Outro ponto que deve ser refletido de forma analítica são os likes e deslikes. Quando o Facebook surgiu com a ideia do deslike, fiquei bastante preocupada com as consequências dessa ferramenta. Existem pessoas que baseiam a sua vida, a sua existência e a sua popularidade devido ao número de curtidas em suas fotos. Imagine se essa opção de “não curti” estivesse disponibilizada nesse aplicativo? Outra questão pertinente é sobre o significado de curtir uma publicação no Instagram: quando vejo uma notícia do G1, com a manchete “Brasil chega aos 600 mil mortos por Covid”. Eu não curto essa notícia; mas se eu aperto o coraçãozinho por causa da informação que obtive do G1, significa o que? E se eu não aperto o coraçãozinho porque é impossível curtir algo tão horrível, a página deles perde engajamento.

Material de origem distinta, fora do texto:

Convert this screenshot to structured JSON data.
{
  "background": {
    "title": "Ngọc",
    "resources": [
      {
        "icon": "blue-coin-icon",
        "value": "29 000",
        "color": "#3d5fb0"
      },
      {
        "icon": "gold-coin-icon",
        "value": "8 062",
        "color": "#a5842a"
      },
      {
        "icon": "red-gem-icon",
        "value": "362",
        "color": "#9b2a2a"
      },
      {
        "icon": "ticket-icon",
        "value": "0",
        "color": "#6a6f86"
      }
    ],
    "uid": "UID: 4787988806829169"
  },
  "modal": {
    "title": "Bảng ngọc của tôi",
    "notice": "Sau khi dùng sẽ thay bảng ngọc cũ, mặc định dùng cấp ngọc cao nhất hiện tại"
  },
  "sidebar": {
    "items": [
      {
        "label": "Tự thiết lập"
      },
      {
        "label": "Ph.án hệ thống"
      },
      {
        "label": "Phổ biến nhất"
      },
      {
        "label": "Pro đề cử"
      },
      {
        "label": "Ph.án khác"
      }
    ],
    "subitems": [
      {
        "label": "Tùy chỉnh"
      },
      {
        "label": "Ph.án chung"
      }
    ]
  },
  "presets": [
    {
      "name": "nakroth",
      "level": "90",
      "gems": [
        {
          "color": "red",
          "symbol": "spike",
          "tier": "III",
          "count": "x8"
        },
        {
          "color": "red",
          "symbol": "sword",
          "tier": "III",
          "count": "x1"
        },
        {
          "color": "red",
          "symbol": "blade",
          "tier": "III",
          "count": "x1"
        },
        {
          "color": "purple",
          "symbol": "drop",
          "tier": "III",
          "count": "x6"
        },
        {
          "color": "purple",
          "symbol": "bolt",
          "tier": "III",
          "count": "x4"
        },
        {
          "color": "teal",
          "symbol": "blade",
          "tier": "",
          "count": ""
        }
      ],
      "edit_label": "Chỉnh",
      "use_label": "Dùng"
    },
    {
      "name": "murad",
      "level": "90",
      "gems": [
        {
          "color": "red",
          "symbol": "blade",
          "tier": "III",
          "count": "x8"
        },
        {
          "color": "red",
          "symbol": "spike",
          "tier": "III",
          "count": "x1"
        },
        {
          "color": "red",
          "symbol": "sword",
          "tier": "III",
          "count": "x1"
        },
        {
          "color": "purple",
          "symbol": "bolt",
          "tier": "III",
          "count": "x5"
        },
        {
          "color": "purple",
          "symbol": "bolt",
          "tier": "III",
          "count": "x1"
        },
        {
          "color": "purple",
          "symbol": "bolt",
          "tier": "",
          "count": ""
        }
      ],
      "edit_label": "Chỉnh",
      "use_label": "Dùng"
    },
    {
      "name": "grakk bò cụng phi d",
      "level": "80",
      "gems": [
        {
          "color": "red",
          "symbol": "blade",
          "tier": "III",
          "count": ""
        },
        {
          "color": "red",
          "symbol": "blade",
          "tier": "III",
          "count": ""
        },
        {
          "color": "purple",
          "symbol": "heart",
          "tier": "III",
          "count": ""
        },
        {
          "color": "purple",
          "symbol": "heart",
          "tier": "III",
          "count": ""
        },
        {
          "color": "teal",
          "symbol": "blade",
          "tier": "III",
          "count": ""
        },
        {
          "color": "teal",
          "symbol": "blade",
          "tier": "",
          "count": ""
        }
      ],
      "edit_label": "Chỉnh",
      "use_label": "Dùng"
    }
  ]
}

É um sistema perverso do qual fazemos parte.

Mantenho minhas redes sociais para conversar com os meus amigos e familiares, saber sobre eles e para obter informações sobre os meus interesses e hobbies. Publico os livros que leio e as resenhas e artigos e ensaios que escrevo aqui nelas. Mas, procuro pensar um milhão de vezes antes de comentar publicações dos outros ou principalmente antes de enviar um direct para uma pessoa que eu apenas sigo por admirar o seu trabalho. Sei que essa pessoa tem mais o que fazer (além de se pentear, se maquiar, pensar como pronunciar a língua francesa sem oprimir ninguém, legendar os seus stores manualmente e ler Bolaño). Por isso, penso que precisamos repensar o nosso comportamento nas redes sociais. Elas não são terra de ninguém e sempre existe alguém atrás dos aparelhos de celular ou dos computadores que vão receber essas mensagens e ficar com elas por um tempo. Pensem que nós temos dois ouvidos e uma boca; ou seja: ouça mais e fale menos. Se não tiver nada importante ou fascinante para dizer, guarde para você. Ninguém é inferior ou menor ou idiota por não falar tudo o que pensa sobre todos os assuntos possíveis em uma rede social.